One man's struggle for the ballot reveals the sacrifices of those who shaped the civil rights movement in the American South
On August 13, 1946, George Elmore arrived at his regular polling place in Columbia, South Carolina. He requested a ballot to vote in the Democratic Party primary but was turned away. While the general election would not occur until November, everyone in South Carolina understood that the results of the election would really be decided on that late summer afternoon. South Carolina was a one-party state, and the segregationist Democratic Party had endured as the uncontested rulers of state politics since the end of political Reconstruction in the late 1870s.
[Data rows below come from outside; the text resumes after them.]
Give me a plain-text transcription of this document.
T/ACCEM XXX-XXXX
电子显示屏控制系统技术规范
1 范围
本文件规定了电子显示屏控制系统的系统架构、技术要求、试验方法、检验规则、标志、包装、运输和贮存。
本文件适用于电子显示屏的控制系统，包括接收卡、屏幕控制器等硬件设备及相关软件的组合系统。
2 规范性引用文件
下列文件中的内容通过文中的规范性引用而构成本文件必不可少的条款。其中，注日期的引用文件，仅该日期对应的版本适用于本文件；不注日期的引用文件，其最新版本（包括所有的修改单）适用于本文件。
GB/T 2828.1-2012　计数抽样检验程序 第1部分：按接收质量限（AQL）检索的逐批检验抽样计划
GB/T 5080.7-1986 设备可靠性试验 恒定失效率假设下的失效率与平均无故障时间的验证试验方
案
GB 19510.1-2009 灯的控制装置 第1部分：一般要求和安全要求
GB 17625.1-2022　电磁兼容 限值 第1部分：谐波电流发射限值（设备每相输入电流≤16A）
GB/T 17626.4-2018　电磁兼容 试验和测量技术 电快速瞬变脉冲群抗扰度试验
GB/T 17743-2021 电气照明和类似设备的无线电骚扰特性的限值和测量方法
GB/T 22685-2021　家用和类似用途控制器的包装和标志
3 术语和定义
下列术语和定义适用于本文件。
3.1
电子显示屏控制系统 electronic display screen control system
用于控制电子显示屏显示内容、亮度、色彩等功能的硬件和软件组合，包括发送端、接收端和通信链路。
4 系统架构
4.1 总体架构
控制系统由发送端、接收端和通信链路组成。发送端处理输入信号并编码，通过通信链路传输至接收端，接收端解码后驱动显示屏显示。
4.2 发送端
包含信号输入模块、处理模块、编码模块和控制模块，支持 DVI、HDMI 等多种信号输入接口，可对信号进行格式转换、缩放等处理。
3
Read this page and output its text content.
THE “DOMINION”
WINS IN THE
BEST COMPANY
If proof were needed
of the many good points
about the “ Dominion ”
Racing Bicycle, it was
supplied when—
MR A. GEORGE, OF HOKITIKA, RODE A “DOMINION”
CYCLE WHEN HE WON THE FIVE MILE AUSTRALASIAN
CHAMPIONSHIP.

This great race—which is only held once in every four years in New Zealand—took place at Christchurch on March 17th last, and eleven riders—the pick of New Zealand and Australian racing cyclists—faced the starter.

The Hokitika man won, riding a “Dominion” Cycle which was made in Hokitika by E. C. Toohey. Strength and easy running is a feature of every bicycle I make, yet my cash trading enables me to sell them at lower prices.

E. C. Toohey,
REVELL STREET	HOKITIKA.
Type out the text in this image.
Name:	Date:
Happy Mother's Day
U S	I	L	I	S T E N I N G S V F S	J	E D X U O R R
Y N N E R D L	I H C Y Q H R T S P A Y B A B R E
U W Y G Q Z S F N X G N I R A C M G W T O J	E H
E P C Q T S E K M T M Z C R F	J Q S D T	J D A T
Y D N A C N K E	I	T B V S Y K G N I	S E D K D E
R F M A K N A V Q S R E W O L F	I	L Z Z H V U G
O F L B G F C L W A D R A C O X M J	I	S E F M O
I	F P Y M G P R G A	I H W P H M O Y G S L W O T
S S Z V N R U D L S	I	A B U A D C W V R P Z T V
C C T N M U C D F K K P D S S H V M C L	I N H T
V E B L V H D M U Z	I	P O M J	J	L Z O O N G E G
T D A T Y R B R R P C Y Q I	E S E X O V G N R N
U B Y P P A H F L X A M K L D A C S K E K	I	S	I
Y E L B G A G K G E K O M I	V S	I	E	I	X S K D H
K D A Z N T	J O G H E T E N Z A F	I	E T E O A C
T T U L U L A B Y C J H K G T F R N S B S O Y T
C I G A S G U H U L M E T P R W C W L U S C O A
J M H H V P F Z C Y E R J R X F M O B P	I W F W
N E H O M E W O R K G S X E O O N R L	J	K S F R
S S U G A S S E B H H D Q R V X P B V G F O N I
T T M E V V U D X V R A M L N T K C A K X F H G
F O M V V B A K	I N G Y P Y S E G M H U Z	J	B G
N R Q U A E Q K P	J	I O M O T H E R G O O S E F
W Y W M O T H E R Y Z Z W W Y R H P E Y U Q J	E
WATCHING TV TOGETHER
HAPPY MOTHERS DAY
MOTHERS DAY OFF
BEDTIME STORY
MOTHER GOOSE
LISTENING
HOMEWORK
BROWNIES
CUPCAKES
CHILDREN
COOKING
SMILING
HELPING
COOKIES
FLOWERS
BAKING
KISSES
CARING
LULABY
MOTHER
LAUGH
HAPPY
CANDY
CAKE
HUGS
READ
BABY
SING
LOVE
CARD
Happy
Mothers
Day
No Black man or woman had cast a meaningful ballot in South Carolina in nearly as long. For Elmore and others in the state, the day had come to reclaim this most precious American right.
Carolyn Click's The Cost of the Vote centers on Elmore and the activists and lawyers who successfully challenged the all-white primary in South Carolina. Although Elmore's court challenge would prove successful, he paid a steep personal price. He died a decade after the case, ruined financially, and his family was scattered because of the hostility provoked by his activism. The political rewards for Black voters also remained long in coming, and Elmore would not survive to see the full flowering of the 1960s voting rights movement.
The Cost of the Vote is the story of a man who believed, with uncommon boldness, that he and other Black Americans were guaranteed the right to vote.